Charged particle collisionless transport near the X-point of the two-wire model

Abstract

Collisionless charged particle motion and its transport in the two-wire model (TWM) with no axial magnetic fields is investigated numerically. The TWM configuration contains a magnetic X-point, and single particle motions in such a field have two conserved quantities: the total kinetic energy and the base field line value which is a quantity derived from the axial canonical momentum. As gyrating particles travel along the field lines, they may reach near the X-point region where the magnetic moment, the first adiabatic invariant, can be occasionally shifted due to a large gradient of the field. When the magnetic moment becomes large, resulting in a large Larmor radius, particles probabilistically cross the X-point to migrate to the opposite side of the TWM configuration. These phenomena are investigated with single particle simulations.
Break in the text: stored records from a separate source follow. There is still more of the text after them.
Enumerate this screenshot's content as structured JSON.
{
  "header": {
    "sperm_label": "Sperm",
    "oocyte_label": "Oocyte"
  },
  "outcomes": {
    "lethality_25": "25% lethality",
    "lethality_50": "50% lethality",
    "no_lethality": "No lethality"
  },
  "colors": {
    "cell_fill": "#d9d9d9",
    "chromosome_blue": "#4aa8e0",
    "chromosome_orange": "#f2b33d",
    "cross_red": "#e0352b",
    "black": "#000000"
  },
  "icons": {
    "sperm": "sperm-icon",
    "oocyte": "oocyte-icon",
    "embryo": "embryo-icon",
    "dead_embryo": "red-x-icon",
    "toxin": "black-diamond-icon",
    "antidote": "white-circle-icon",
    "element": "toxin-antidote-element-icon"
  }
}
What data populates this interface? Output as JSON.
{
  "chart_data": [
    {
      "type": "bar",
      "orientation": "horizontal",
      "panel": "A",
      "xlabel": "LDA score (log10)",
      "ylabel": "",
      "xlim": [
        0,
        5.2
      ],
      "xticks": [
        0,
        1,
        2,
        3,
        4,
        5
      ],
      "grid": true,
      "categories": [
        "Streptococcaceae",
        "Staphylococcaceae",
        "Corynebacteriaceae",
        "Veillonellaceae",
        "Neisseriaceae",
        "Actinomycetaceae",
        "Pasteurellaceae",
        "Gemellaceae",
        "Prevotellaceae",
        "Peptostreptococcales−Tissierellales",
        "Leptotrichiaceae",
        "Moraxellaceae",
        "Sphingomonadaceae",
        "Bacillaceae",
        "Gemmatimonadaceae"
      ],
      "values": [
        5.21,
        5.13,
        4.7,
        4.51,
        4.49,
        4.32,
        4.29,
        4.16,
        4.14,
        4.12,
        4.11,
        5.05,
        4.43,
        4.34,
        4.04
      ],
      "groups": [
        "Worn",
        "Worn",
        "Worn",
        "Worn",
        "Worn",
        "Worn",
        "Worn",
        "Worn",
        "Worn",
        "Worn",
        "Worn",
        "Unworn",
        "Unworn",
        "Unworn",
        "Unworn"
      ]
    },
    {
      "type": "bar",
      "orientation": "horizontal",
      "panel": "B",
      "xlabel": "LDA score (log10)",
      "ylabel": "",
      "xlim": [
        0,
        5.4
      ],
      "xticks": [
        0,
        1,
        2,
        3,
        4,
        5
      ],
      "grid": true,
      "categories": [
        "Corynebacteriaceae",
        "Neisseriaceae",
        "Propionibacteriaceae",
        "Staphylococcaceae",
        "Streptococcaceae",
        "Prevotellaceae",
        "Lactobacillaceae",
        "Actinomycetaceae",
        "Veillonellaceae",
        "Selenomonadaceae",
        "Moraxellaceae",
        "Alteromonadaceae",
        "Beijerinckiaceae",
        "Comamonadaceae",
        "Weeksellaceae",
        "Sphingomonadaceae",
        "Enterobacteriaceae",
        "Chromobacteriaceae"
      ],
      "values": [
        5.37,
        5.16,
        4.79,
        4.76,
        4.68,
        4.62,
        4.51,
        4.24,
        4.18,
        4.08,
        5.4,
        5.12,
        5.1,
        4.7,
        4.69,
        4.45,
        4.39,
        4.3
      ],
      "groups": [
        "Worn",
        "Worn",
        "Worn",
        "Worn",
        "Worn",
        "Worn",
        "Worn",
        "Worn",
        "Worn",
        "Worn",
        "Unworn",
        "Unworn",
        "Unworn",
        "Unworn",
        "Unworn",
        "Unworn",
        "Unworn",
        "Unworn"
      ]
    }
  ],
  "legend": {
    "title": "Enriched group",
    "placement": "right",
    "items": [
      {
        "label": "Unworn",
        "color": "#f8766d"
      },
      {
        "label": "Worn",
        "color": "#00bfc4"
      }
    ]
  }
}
We find that the statistical behaviour of the seemingly chaotic magnetic moment shifts are completely determined by the two aforementioned conserved quantities, and also that there exists a threshold energy, determined by the base field line value, allowing only particles with a higher energy to cross the separatrix and migrate. It is found that the crossing time is distributed exponentially, and that the migration confinement time, which is the average crossing time, is shorter for particles with a base field line closer to the separatrix and a higher energy. We provide an empirical expression, derived with the simulations, for estimating the collisionless migration confinement time.